Третий – с лицом Маяковского раньше, теперь сухой, чуть сутул, и как бы стал ниже ростом – он отдал жизнь только этим местам, лицо его от загара стало оранжево-темным, на нем седая щетина. Но за его пропеченным на солнце лицом кроются двое – рациональный мужик и просто добрый ребенок. Если взглянуть в него глубже, мне нравится цвет, тоже коричневый, красный, но с золотистым оттенком. У него два слоя крыльев – одни совсем небольшие, как плащ, внутри которого цвет и свечение, внешние – черные, полупрозрачны, и закрывают полнеба. За счет совсем небольшого пространства внутри кажется – он, будто мышь, сосредоточен на чем-то. Но, когда он распрямится, он видит дальше. Мы говорим с ним предельно конкретно, потом молчим, все спокойно.
Они не очень-то любят друг друга, и если здесь собираются вместе, то кто-то сердится, спорят. Каждый живет в своей сказке, не понимая, что даже она тоже включается в сборник его обыденной частью, и эта «книга всего бытия» – лишь расписание для птиц, а не чудо.
Все же они мне друзья, когда попросишь, помогут. Смотрю на них и не верю себе – как можно быть таким странным, но также вижу и их безусловность, логика в каждом железна – все в них оправдано птицей, и комар носа не всунет. Мне остается не спорить, глядеть, лишь изредка вставить слово. Лишь мои серые крылья, все накрывая собой, меня слегка примиряют: все они – пятна, такие цветы, главное им не поддаться. Я, как всегда, поднимаюсь, смотрю сквозь прозрачность – пусть, раз им нравится так, ведь у них нет той сосущей тоски, что выедает мне печень. От радиации солнца все раскалено, и за веранду не выйти – мы сидим в тени. Голубизна, облака, чуть сероватые доски, яркие светло-зеленые травы – это у нас с ними вечность. Голова слабо кружится. Они ушли, никого, лишь птица мира летит и посылает от крыльев поток – чуть мутноватые полуполоски. А вот она не уйдет – это ты часть ее, и в ней совсем нету криков.
6. Маша, Саша и колено
Маша смотрела в окно электрички. За окном мчалась назад густо-зеленая масса деревьев и разглядеть что-то там было сложно. Да и смотреть было не на что – она вполне представляла себе неухоженный лес с его корягами, его крапивой, кустами, а то и с хлюпаньем полуболот под ногами. А электричка шла почти бесшумно – чистенько, светленько, но скучновато. И Маша стала смотреть на свое отражение на стекле рядом с собою – вполоборота лицо, полурастаявший след от него, также следящий за нею. И из-за этого снова всплыла и заслонила собой остальное ее привычка держать себя под постоянным контролем, та, что и делала ее собой, и дала все в этой жизни.

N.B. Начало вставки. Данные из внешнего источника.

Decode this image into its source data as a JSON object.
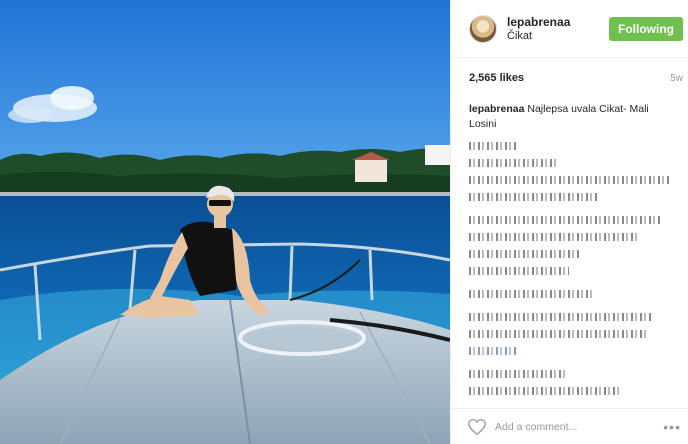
{
  "post": {
    "username": "lepabrenaa",
    "location": "Čikat",
    "follow_label": "Following",
    "likes": "2,565 likes",
    "age": "5w",
    "caption_user": "lepabrenaa",
    "caption_text": "Najlepsa uvala Cikat- Mali Losini"
  },
  "footer": {
    "comment_placeholder": "Add a comment...",
    "more_label": "•••"
  },
  "colors": {
    "follow_button": "#70c050",
    "border": "#efefef"
  },
  "icons": {
    "like": "heart-outline-icon",
    "more": "ellipsis-icon"
  }
}
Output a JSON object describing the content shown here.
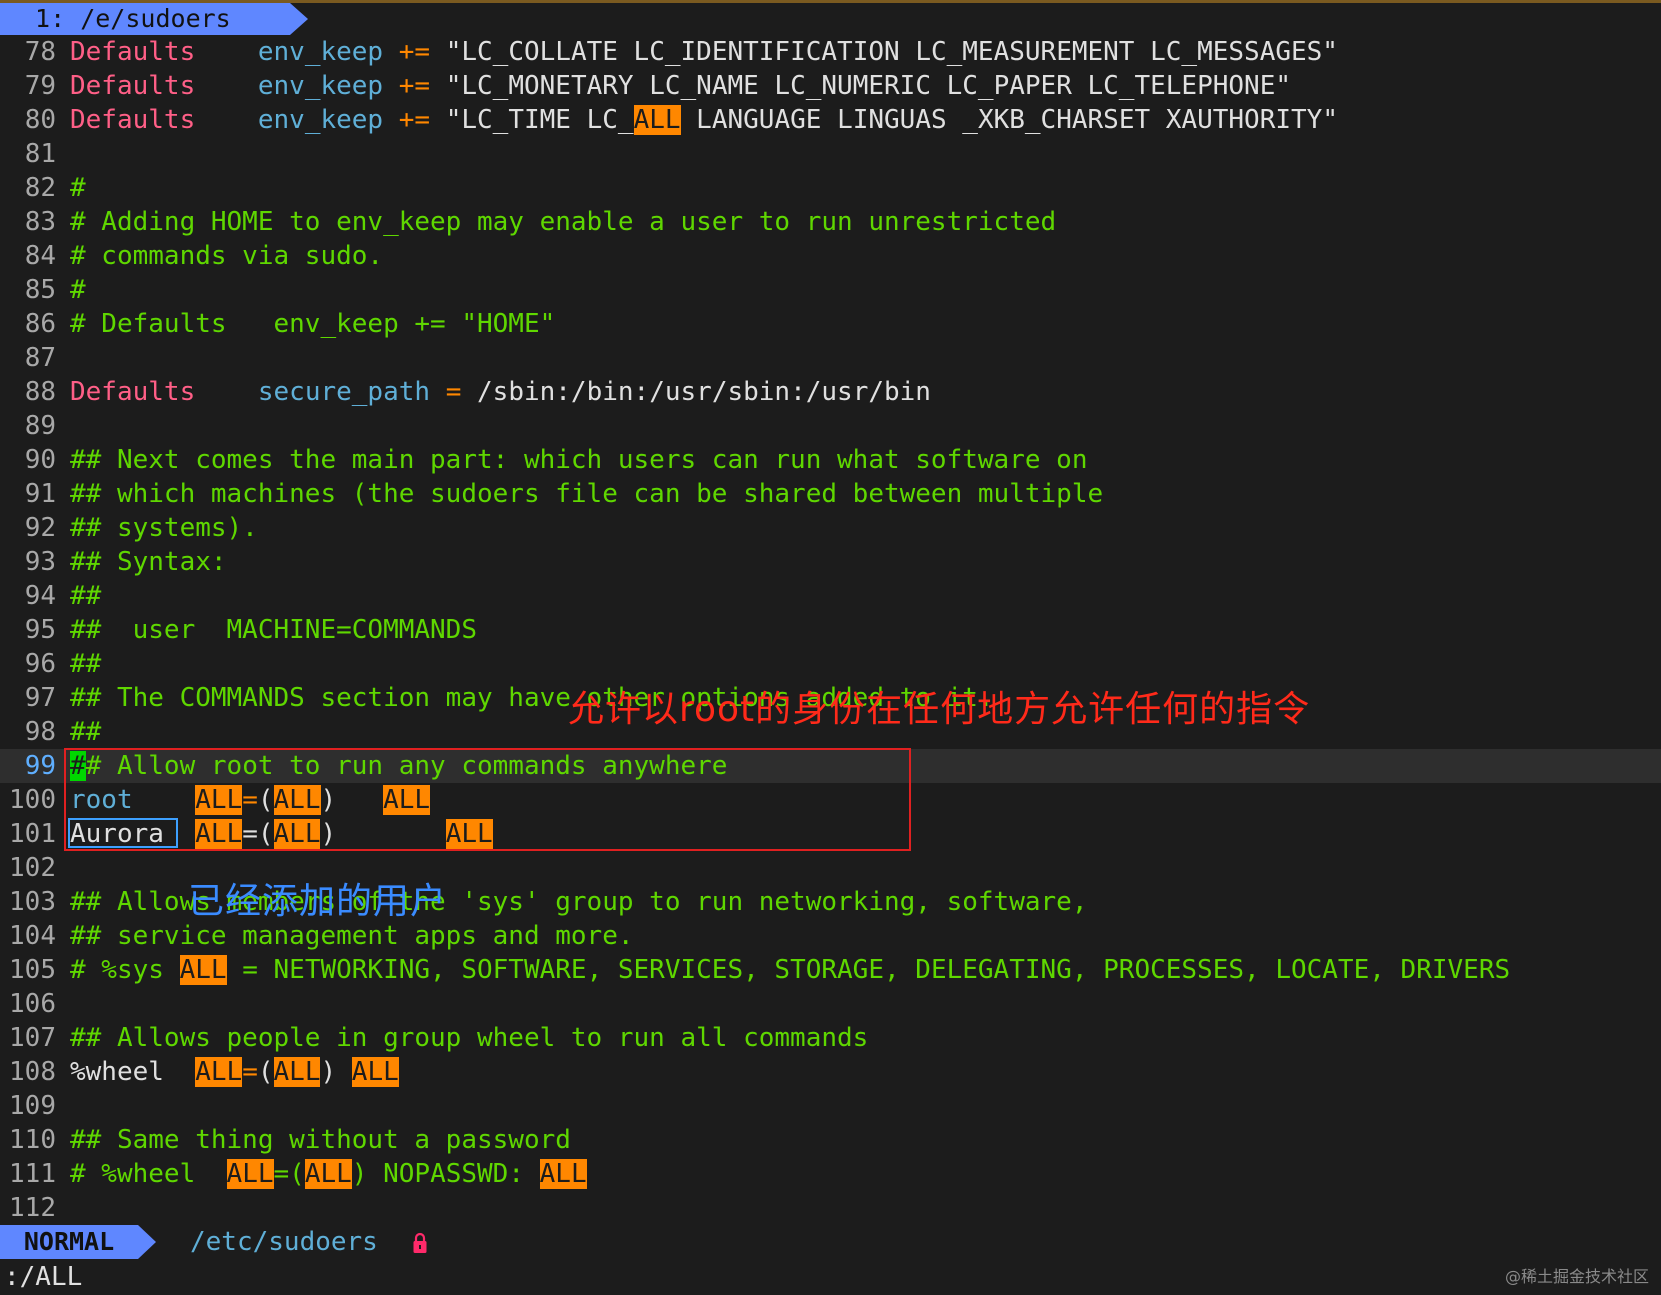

Все б ничего, кроме щек, Маше казалось – они пухловаты, ей бы хотелось, чтоб были чуть впалы. Она почти и не видела грудь, и это было ее постоянной досадой – была крупней, чем она бы хотела. Тысячелетия в прошлом это считали бы за идеал, ну, а ее почти злило – внутри себя она была другой, но приходилось мириться. Все остальное, все было нормально – лицо вполне себе правильной формы, также глаза, нос и губы; светлые волосы (хоть из-за щек приходилось носить всегда косу), стройные ноги (для многих на зависть), бедра и талия, рост выше среднего – не придерешься. Она умела одеться. И с головой хорошо – красный диплом у одной был на курсе. Она сумела по жизни нигде не забраться в дерьмо – и на душе тоже было спокойно. Она взглянула на туфли, на рваные джинсы, чуть-чуть поправила блузку и перешла дальше – к самокопаниям. Холодноватая – да, ну а как по-другому – если ты будешь теплей, тогда тебе влезут в душу, и ты залезешь в чужое – а это, бр-р-р, неприятно. Глупости пахнут противно. Высокомерной она не была, доброжелательной – «через платочек». Ну, такой мир, в его массе.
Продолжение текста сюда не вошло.